Policy as Code
Policy as code is the idea of writing code in a high-level language to manage and automate policies. By representing policies as code in text files, proven software development best practices can be adopted such as version control, automated testing, and automated deployment
As organizations transform to deliver new digital services faster, the disciplines of infrastructure, security, compliance and operations must also evolve to meet the requirements for speed, agility, and governance.
The idea behind the Everything as Code ‘concept is that infrastructure, security, compliance and operations are all described and treated like application code such that they follow the same software development lifecycle practices.

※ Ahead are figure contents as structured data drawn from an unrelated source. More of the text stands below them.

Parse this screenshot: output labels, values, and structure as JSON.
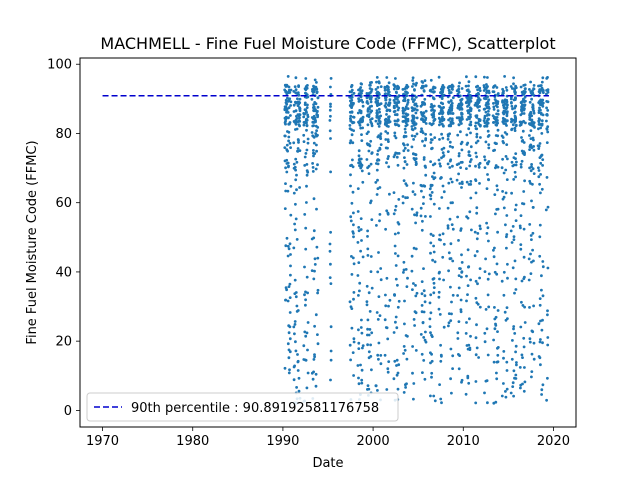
{
  "chart_data": {
    "type": "scatter",
    "title": "MACHMELL - Fine Fuel Moisture Code (FFMC), Scatterplot",
    "xlabel": "Date",
    "ylabel": "Fine Fuel Moisture Code (FFMC)",
    "xlim": [
      1967.5,
      2022.5
    ],
    "ylim": [
      -4.8,
      101.8
    ],
    "x_ticks": [
      1970,
      1980,
      1990,
      2000,
      2010,
      2020
    ],
    "y_ticks": [
      0,
      20,
      40,
      60,
      80,
      100
    ],
    "grid": false,
    "legend_position": "lower-left",
    "colors": {
      "points": "#1f77b4",
      "percentile_line": "#0000cd"
    },
    "percentile_line": {
      "label": "90th percentile : 90.89192581176758",
      "value": 90.89192581176758,
      "x_range": [
        1970,
        2019.5
      ]
    },
    "series": [
      {
        "name": "",
        "seasons": [
          {
            "start": 1990.2,
            "end": 1990.9
          },
          {
            "start": 1991.2,
            "end": 1991.9
          },
          {
            "start": 1992.3,
            "end": 1992.8
          },
          {
            "start": 1993.2,
            "end": 1993.9
          },
          {
            "start": 1995.2,
            "end": 1995.35
          },
          {
            "start": 1997.4,
            "end": 1997.9
          },
          {
            "start": 1998.3,
            "end": 1998.9
          },
          {
            "start": 1999.3,
            "end": 1999.9
          },
          {
            "start": 2000.3,
            "end": 2000.9
          },
          {
            "start": 2001.3,
            "end": 2001.9
          },
          {
            "start": 2002.3,
            "end": 2002.9
          },
          {
            "start": 2003.3,
            "end": 2003.9
          },
          {
            "start": 2004.3,
            "end": 2004.9
          },
          {
            "start": 2005.3,
            "end": 2005.9
          },
          {
            "start": 2006.3,
            "end": 2006.9
          },
          {
            "start": 2007.3,
            "end": 2007.9
          },
          {
            "start": 2008.3,
            "end": 2008.9
          },
          {
            "start": 2009.3,
            "end": 2009.9
          },
          {
            "start": 2010.3,
            "end": 2010.9
          },
          {
            "start": 2011.3,
            "end": 2011.9
          },
          {
            "start": 2012.3,
            "end": 2012.9
          },
          {
            "start": 2013.3,
            "end": 2013.9
          },
          {
            "start": 2014.3,
            "end": 2014.9
          },
          {
            "start": 2015.3,
            "end": 2015.9
          },
          {
            "start": 2016.3,
            "end": 2016.9
          },
          {
            "start": 2017.3,
            "end": 2017.9
          },
          {
            "start": 2018.3,
            "end": 2018.9
          },
          {
            "start": 2019.2,
            "end": 2019.4
          }
        ]
      }
    ]
  }
}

The Internet have transformed the world and its industries, from shopping to entertainment to banking. Software no longer merely supports a business; rather it becomes an integral component of every part of a business. Companies interact with their customers through software delivered as online services or applications and on all sorts of devices. They also use software to increase operational efficiencies by transforming every part of the value chain, such as logistics, communications, and operations. In a similar way that physical goods companies transformed how they design, build, and deliver products using industrial automation throughout the 20th century, companies in today’s world must transform how they build and deliver software.
Policy as infrastructure.
With infrastructure and its configuration codified with the cloud, organizations can monitor and enforce compliance dynamically and at scale. Infrastructure that is described by code can thus be tracked, validated, and reconfigured in an automated way. This makes it easier for organizations to govern changes over resources and ensure that security measures are properly enforced in a distributed manner (e.g. information security or compliance with PCI-DSS or HIPAA). This allows teams within an organization to move at higher velocity since non-compliant resources can be automatically flagged for further investigation or even automatically brought back into compliance.